Oh and yes… speaking of poor dramas that are based on schemas that sell… Hong Sisters come back with yet another romcom (they are tireless in reproducing templates that sell; year after year they cme back with a rehashed story…). The drama is called “Master’s Sun” and the story (or lack of thereof) is about this cold-hearted rich guy (of course!) and a girl who is able to see and communicate with ghosts.
“Master’s Sun” shows how lazy the Hong sisters are as storytellers. Or, to frame it more gently, how difficult writing under pressure may be. They do not only remake other films or series they also copy themselves and their own characters. So Ji Sub wanted to act in a romcom- why not choose a different title? His character is practically 100% the same as that of Cha Seung Won in “The Greatest Love”. The same manner of behaving, even the same facial expressions (or lack thereof). The only good thing about Master’s Sun were the ghosts and their stories, that’s something that worked quite well. But there was next to none character development for the main characters. The story is very artificial in this sense; Hong sister really aren’t very skilled at providing deeper character motivations Or maybe they don;t feel motivated enough to do so because they think that all the target audience wants are cutesy smiles and idols. All Hong sisters do is copy schemas that they think sell…and which do sell in the end. In this way they give bad name to Korean romcoms. Romcoms can be more ambitious. See, for instance Wilder’s “The apartment” with Jack Lemmon and Shirley MacLaine or Hawks’ “Bringing Up Baby” with Cary Grant and Katherine Hepburn. Heck, “Goodbye girl” is a very good romcom with some wtty dialogue. Even All About my Romance was pretty good for a Korean romcom, especially in contrast to Master’s Sun.

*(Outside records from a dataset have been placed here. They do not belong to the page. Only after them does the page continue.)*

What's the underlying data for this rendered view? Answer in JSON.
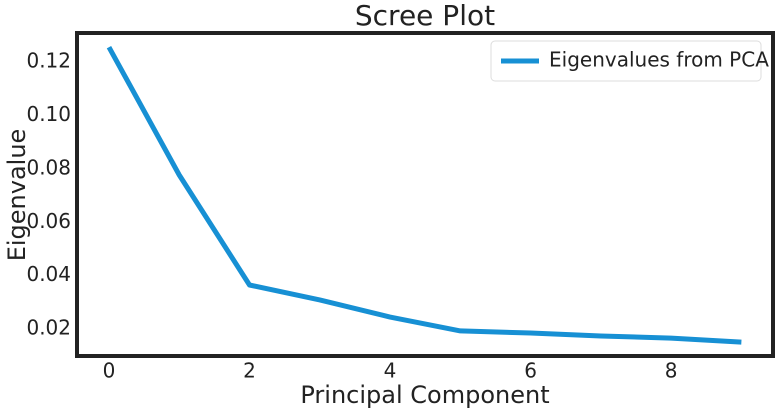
{
  "chart_data": {
    "type": "line",
    "title": "Scree Plot",
    "x_label": "Principal Component",
    "y_label": "Eigenvalue",
    "x": [
      0,
      1,
      2,
      3,
      4,
      5,
      6,
      7,
      8,
      9
    ],
    "series": [
      {
        "name": "Eigenvalues from PCA",
        "color": "#1790d4",
        "values": [
          0.1256,
          0.0777,
          0.0365,
          0.0309,
          0.0245,
          0.0193,
          0.0185,
          0.0174,
          0.0166,
          0.0151
        ]
      }
    ],
    "xlim": [
      -0.455,
      9.45
    ],
    "ylim": [
      0.0099,
      0.1309
    ],
    "xticks": [
      0,
      2,
      4,
      6,
      8
    ],
    "yticks": [
      0.02,
      0.04,
      0.06,
      0.08,
      {
        "value": 0.1,
        "label": "0.10"
      },
      0.12
    ],
    "grid": false,
    "legend": "upper right"
  }
}
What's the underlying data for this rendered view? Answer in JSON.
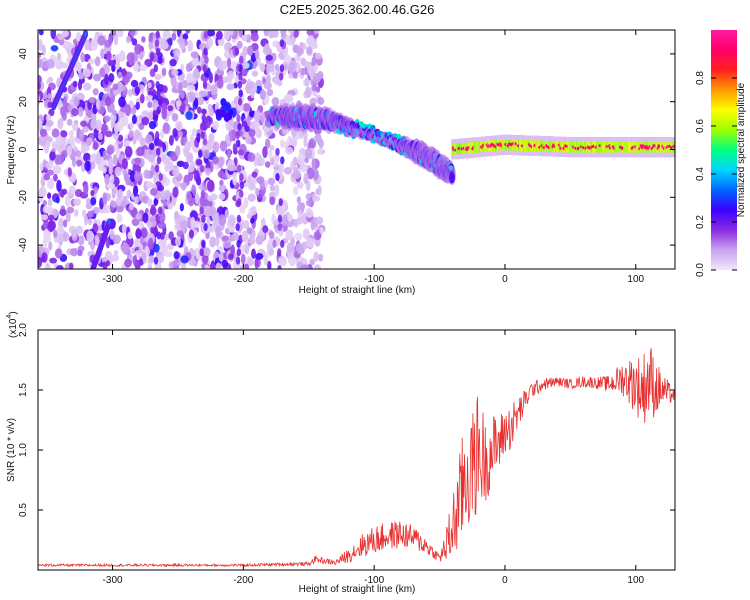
{
  "title": "C2E5.2025.362.00.46.G26",
  "chart_data": [
    {
      "type": "heatmap",
      "name": "spectrogram",
      "xlabel": "Height of straight line (km)",
      "ylabel": "Frequency (Hz)",
      "xlim": [
        -357,
        130
      ],
      "ylim": [
        -50,
        50
      ],
      "xticks": [
        -300,
        -200,
        -100,
        0,
        100
      ],
      "yticks": [
        -40,
        -20,
        0,
        20,
        40
      ],
      "colorbar": {
        "label": "Normalized spectral amplitude",
        "range": [
          0,
          1
        ],
        "ticks": [
          "0.0",
          "0.2",
          "0.4",
          "0.6",
          "0.8"
        ],
        "colors": [
          "#f2e6fa",
          "#c9a3f0",
          "#8a2be2",
          "#3b00ff",
          "#0066ff",
          "#00d5ff",
          "#00ff80",
          "#9cff00",
          "#ffff00",
          "#ff9900",
          "#ff2020",
          "#ff0066",
          "#ff1aa0"
        ]
      },
      "features": [
        {
          "name": "noise-region",
          "x_range": [
            -357,
            -140
          ],
          "freq_range": [
            -50,
            50
          ],
          "amplitude": 0.1
        },
        {
          "name": "diagonal-streak-upper",
          "x": [
            -345,
            -320
          ],
          "freq": [
            18,
            49
          ],
          "amplitude": 0.35
        },
        {
          "name": "diagonal-streak-lower",
          "x": [
            -315,
            -302
          ],
          "freq": [
            -50,
            -30
          ],
          "amplitude": 0.35
        },
        {
          "name": "tone-descending",
          "x": [
            -180,
            -140,
            -100,
            -70,
            -40
          ],
          "freq": [
            14,
            13,
            6,
            0,
            -10
          ],
          "amplitude": 0.35
        },
        {
          "name": "tone-steady",
          "x": [
            -40,
            0,
            50,
            100,
            130
          ],
          "freq": [
            0,
            2,
            1,
            1,
            1
          ],
          "amplitude": 0.9
        }
      ]
    },
    {
      "type": "line",
      "name": "snr",
      "xlabel": "Height of straight line (km)",
      "ylabel": "SNR (10 * v/v)",
      "multiplier_label": "(x10",
      "multiplier_exp": "4",
      "xlim": [
        -357,
        130
      ],
      "ylim": [
        0,
        2.0
      ],
      "xticks": [
        -300,
        -200,
        -100,
        0,
        100
      ],
      "yticks": [
        "0.5",
        "1.0",
        "1.5",
        "2.0"
      ],
      "color": "#e83030",
      "series": [
        {
          "name": "SNR",
          "x": [
            -357,
            -300,
            -250,
            -200,
            -160,
            -150,
            -145,
            -130,
            -120,
            -110,
            -100,
            -90,
            -80,
            -70,
            -60,
            -55,
            -50,
            -45,
            -40,
            -35,
            -30,
            -25,
            -20,
            -15,
            -10,
            -5,
            0,
            5,
            10,
            15,
            20,
            30,
            40,
            50,
            60,
            70,
            80,
            90,
            100,
            105,
            110,
            115,
            120,
            130
          ],
          "y": [
            0.04,
            0.04,
            0.04,
            0.04,
            0.05,
            0.05,
            0.09,
            0.06,
            0.12,
            0.2,
            0.25,
            0.28,
            0.3,
            0.27,
            0.2,
            0.15,
            0.1,
            0.2,
            0.35,
            0.55,
            0.8,
            0.85,
            1.0,
            0.9,
            1.0,
            1.05,
            1.15,
            1.2,
            1.3,
            1.4,
            1.5,
            1.55,
            1.57,
            1.55,
            1.57,
            1.56,
            1.55,
            1.6,
            1.55,
            1.5,
            1.6,
            1.52,
            1.5,
            1.45
          ],
          "spread": [
            0.01,
            0.01,
            0.01,
            0.01,
            0.015,
            0.015,
            0.03,
            0.02,
            0.06,
            0.1,
            0.12,
            0.12,
            0.12,
            0.1,
            0.08,
            0.05,
            0.04,
            0.15,
            0.3,
            0.4,
            0.55,
            0.45,
            0.55,
            0.35,
            0.3,
            0.25,
            0.2,
            0.2,
            0.15,
            0.1,
            0.07,
            0.05,
            0.04,
            0.04,
            0.05,
            0.05,
            0.07,
            0.15,
            0.25,
            0.3,
            0.35,
            0.25,
            0.15,
            0.05
          ]
        }
      ]
    }
  ]
}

I did enjoy two of their old romcoms- Delightful girl choonhyang and My girlfriend is a Gumiho. But as time goes by, the sisters start repeating themselves more and more, their dramas get old very fast. They just lack the skill or willingness to put in an effort to create more inspired stories and for me their names have come to signify the poor quality of Korean romcom genre. Unfortunately. But viewers may like Master’s sun for its genre mix and ghost stories. It felt like they were remaking Chilling Romance this time and that’s fine. The ghost stories were not bad. But the overall story is very disappointing…that is, it’s the usual, very limited, standard for Hong sisters. One note about Gong Hyo Jin- I don’t particularly like her for her skill but the plus about her is that in contrast to most Korean actresses, her characters always look less glamorous, more normal. I like that she tends to stand in sharp contrast to all the glamorous looking characters. Even in Master’s Sun this kind of contrast can be appreciated.
I guess it all comes down to expectations. It’s difficult to keep all viewers satsified at all times. The post is not to suggest that writers are to be blamed for the failures of dramas. No. It is never only the writer who is responsible for the drama. There is a whole chain of decisions being made behind the approval of the script and shooting the drama. Writers do what they can, ultimately it’s seems that it’s a conjencture of time, pressure, bad r good decisions that lead to the creation of the drama as a product we can evaluate and deem to our taste or not. That’s why posts like this one may seem funny. But they only reflect a perspective. This perspective takes into account the drama as a finished product, as an end-product resulting from those decisions of the writers, producers and directors working on the show. I will look forward to new season of dramas despite the many gripes I tend to have with them.